ANAYASAYI KURUCU MECLİSLER YAPAR
Evet, AKP anayasa yapamaz, çünkü:
1)Erdoğan’ın 3. cumhurbaşkanlığı anayasaya aykırıdır.
2) Erdoğan, anayasanın en önemli maddelerini, örneğin laikliği fiilen uygulamamaktadır. Öyle ki Anayasa Mahkemesi daha önce AKP’yi “laiklik karşıtı odak” ilan etmiş ama gereğini yapamamıştı.
3) Erdoğan, anayasaya uymamakla ünlüdür! Öyle ki ortağı Bahçeli 2017’de, “Madem Erdoğan anayasaya uymuyor, anayasayı Erdoğan’a uyduralım” deyip rejimi değiştirme yolu açmıştı.
4) Erdoğan’ın anayasa değişiklikleriyle anayasanın maddelerinin çoğu zaten değişti; yani fiilen anayasa artık “12 Eylül Anayasası” değildir. Erdoğan’ın pek çok kez değiştirdiği anayasa yerine yeni bir anayasa yapmak istemesinin nedeni, “tek adam anayasası” inşa etmek ve tarikatlar başta karşıdevrimci kurumlara anayasallık kazandırmaktır.

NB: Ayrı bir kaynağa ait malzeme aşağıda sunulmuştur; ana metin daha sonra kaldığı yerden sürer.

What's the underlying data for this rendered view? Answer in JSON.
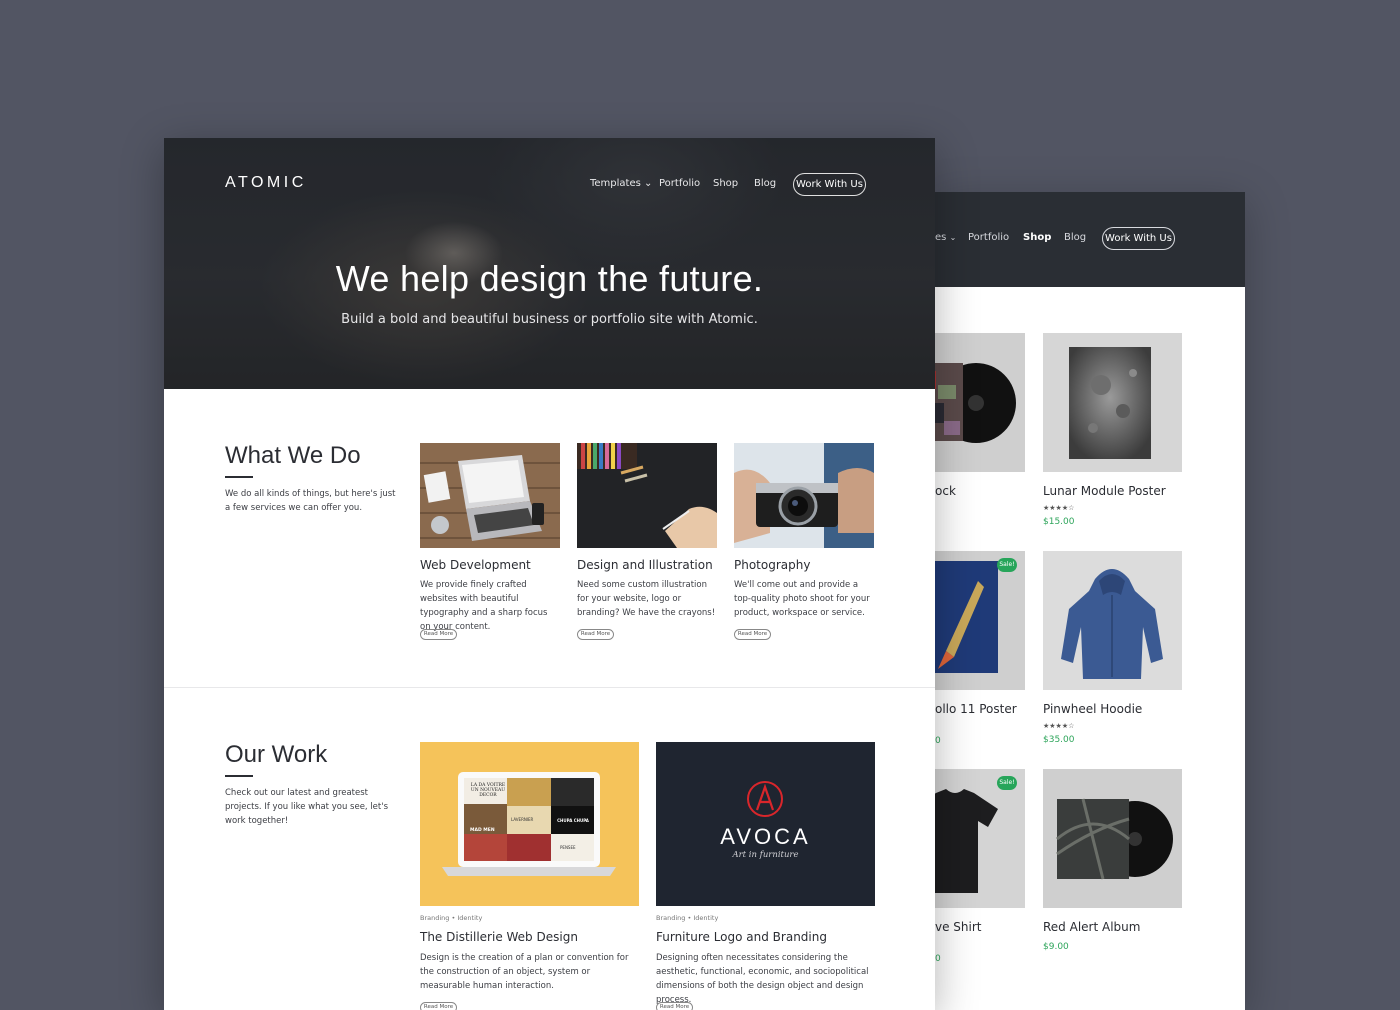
{
  "shop": {
    "nav": {
      "templates_partial": "es",
      "chevron": "⌄",
      "portfolio": "Portfolio",
      "shop": "Shop",
      "blog": "Blog",
      "cta": "Work With Us"
    },
    "products": [
      {
        "name": "ock",
        "price": "",
        "rating": "",
        "sale": "",
        "image": "record-album-icon"
      },
      {
        "name": "Lunar Module Poster",
        "price": "$15.00",
        "rating": "★★★★☆",
        "sale": "",
        "image": "moon-poster-icon"
      },
      {
        "name": "ollo 11 Poster",
        "price": "0",
        "rating": "",
        "sale": "Sale!",
        "image": "rocket-poster-icon"
      },
      {
        "name": "Pinwheel Hoodie",
        "price": "$35.00",
        "rating": "★★★★☆",
        "sale": "",
        "image": "hoodie-icon"
      },
      {
        "name": "ve Shirt",
        "price": "0",
        "rating": "",
        "sale": "Sale!",
        "image": "tshirt-icon"
      },
      {
        "name": "Red Alert Album",
        "price": "$9.00",
        "rating": "",
        "sale": "",
        "image": "record-album-icon"
      }
    ]
  },
  "front": {
    "logo": "ATOMIC",
    "nav": {
      "templates": "Templates ⌄",
      "portfolio": "Portfolio",
      "shop": "Shop",
      "blog": "Blog",
      "cta": "Work With Us"
    },
    "hero": {
      "title": "We help design the future.",
      "subtitle": "Build a bold and beautiful business or portfolio site with Atomic."
    },
    "what_we_do": {
      "title": "What We Do",
      "description": "We do all kinds of things, but here's just a few services we can offer you.",
      "services": [
        {
          "title": "Web Development",
          "text": "We provide finely crafted websites with beautiful typography and a sharp focus on your content.",
          "button": "Read More"
        },
        {
          "title": "Design and Illustration",
          "text": "Need some custom illustration for your website, logo or branding? We have the crayons!",
          "button": "Read More"
        },
        {
          "title": "Photography",
          "text": "We'll come out and provide a top-quality photo shoot for your product, workspace or service.",
          "button": "Read More"
        }
      ]
    },
    "our_work": {
      "title": "Our Work",
      "description": "Check out our latest and greatest projects. If you like what you see, let's work together!",
      "projects": [
        {
          "category": "Branding • Identity",
          "title": "The Distillerie Web Design",
          "text": "Design is the creation of a plan or convention for the construction of an object, system or measurable human interaction.",
          "button": "Read More",
          "screen_lines": [
            "LA DA VOITRE",
            "UN NOUVEAU",
            "DECOR"
          ],
          "tile_labels": [
            "MAD MEN",
            "LAVERNIER",
            "CHUPA CHUPA",
            "PENSEE"
          ]
        },
        {
          "category": "Branding • Identity",
          "title": "Furniture Logo and Branding",
          "text": "Designing often necessitates considering the aesthetic, functional, economic, and sociopolitical dimensions of both the design object and design process.",
          "button": "Read More",
          "logo_word": "AVOCA",
          "logo_tagline": "Art in furniture"
        }
      ]
    }
  },
  "colors": {
    "background": "#525563",
    "header_dark": "#2a2e34",
    "price_green": "#2ea55b",
    "distillerie_yellow": "#f5c35a",
    "avoca_navy": "#1f2530",
    "avoca_red": "#d9262b"
  }
}
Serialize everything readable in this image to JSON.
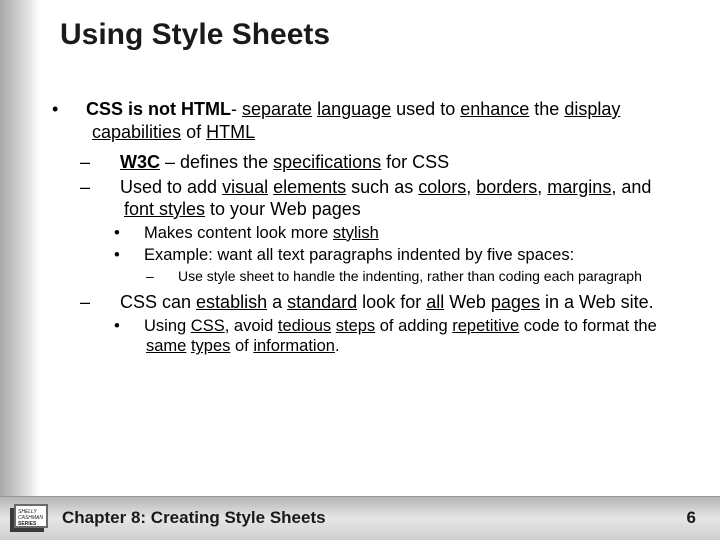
{
  "slide": {
    "title": "Using Style Sheets",
    "bullets": {
      "b1_prefix": "CSS is not HTML",
      "b1_rest": "- separate language used to enhance the display capabilities of HTML",
      "b1_1_a": "W3C",
      "b1_1_b": " – defines the specifications for CSS",
      "b1_2": "Used to add visual elements such as colors, borders, margins, and font styles to your Web pages",
      "b1_2_1": "Makes content look more stylish",
      "b1_2_2": "Example: want all text paragraphs indented by five spaces:",
      "b1_2_2_1": "Use style sheet to handle the indenting, rather than coding each paragraph",
      "b1_3": "CSS can establish a standard look for all Web pages in a Web site.",
      "b1_3_1": "Using CSS, avoid tedious steps of adding repetitive code to format the same types of information."
    }
  },
  "footer": {
    "chapter": "Chapter 8: Creating Style Sheets",
    "page": "6",
    "logo_label": "Shelly Cashman Series"
  }
}
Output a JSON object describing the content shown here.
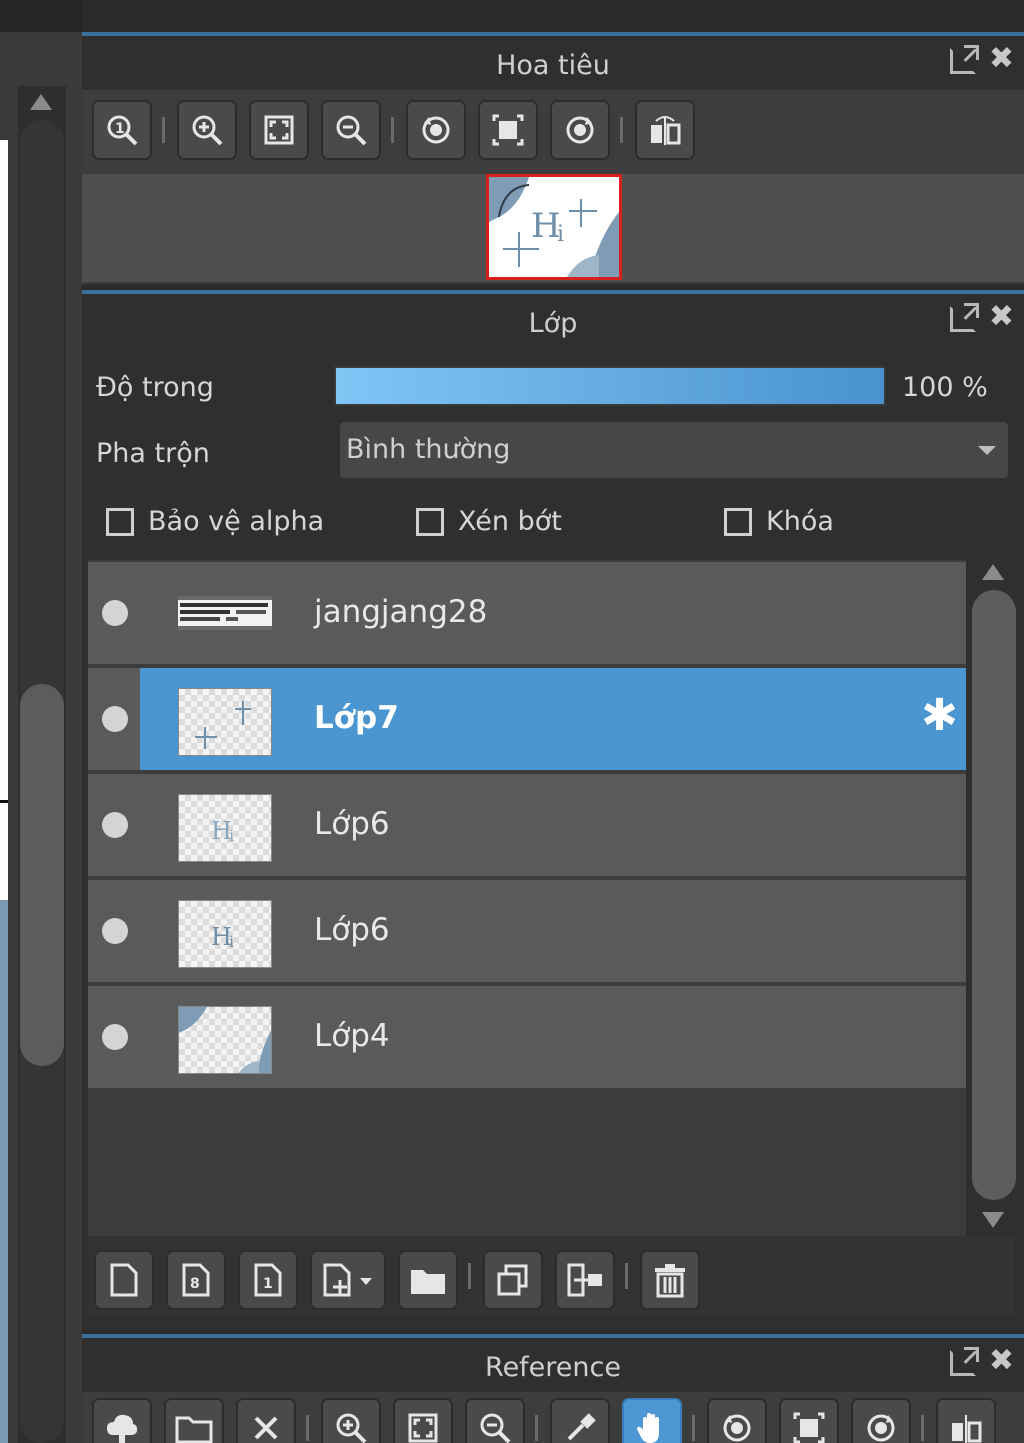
{
  "navigator": {
    "title": "Hoa tiêu"
  },
  "layers": {
    "title": "Lớp",
    "opacity_label": "Độ trong",
    "opacity_value": "100 %",
    "opacity_fraction": 1.0,
    "blend_label": "Pha trộn",
    "blend_value": "Bình thường",
    "checkboxes": {
      "protect_alpha": "Bảo vệ alpha",
      "clipping": "Xén bớt",
      "lock": "Khóa"
    },
    "items": [
      {
        "name": "jangjang28",
        "selected": false
      },
      {
        "name": "Lớp7",
        "selected": true
      },
      {
        "name": "Lớp6",
        "selected": false
      },
      {
        "name": "Lớp6",
        "selected": false
      },
      {
        "name": "Lớp4",
        "selected": false
      }
    ]
  },
  "reference": {
    "title": "Reference"
  },
  "colors": {
    "accent": "#4b96d1",
    "panel_border": "#3b6f9c",
    "nav_frame": "#d8211e",
    "row_bg": "#5a5a5a"
  }
}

5) Anayasayı değiştirmek ile yeni anayasa yapmak farklı şeylerdir. Anayasalar toplum sözleşmesidir ve kurucu meclislerce yapılır. Mevcut Meclis kurucu meclis değildir, tersine Türkiye tarihinin en gerici Meclis’idir. Böyle bir mecliste muhalefetin desteği bile anayasa yapmaya yetmez. Çünkü %48 oy Kılıçdaroğlu’na değil, Erdoğan karşıtlığına verilmiştir.
Özetle %48’in anlamı şudur:
- AKP anayasa yapamaz ve muhalefet de Erdoğan’la anayasa yapmakta işbirliği yapamaz.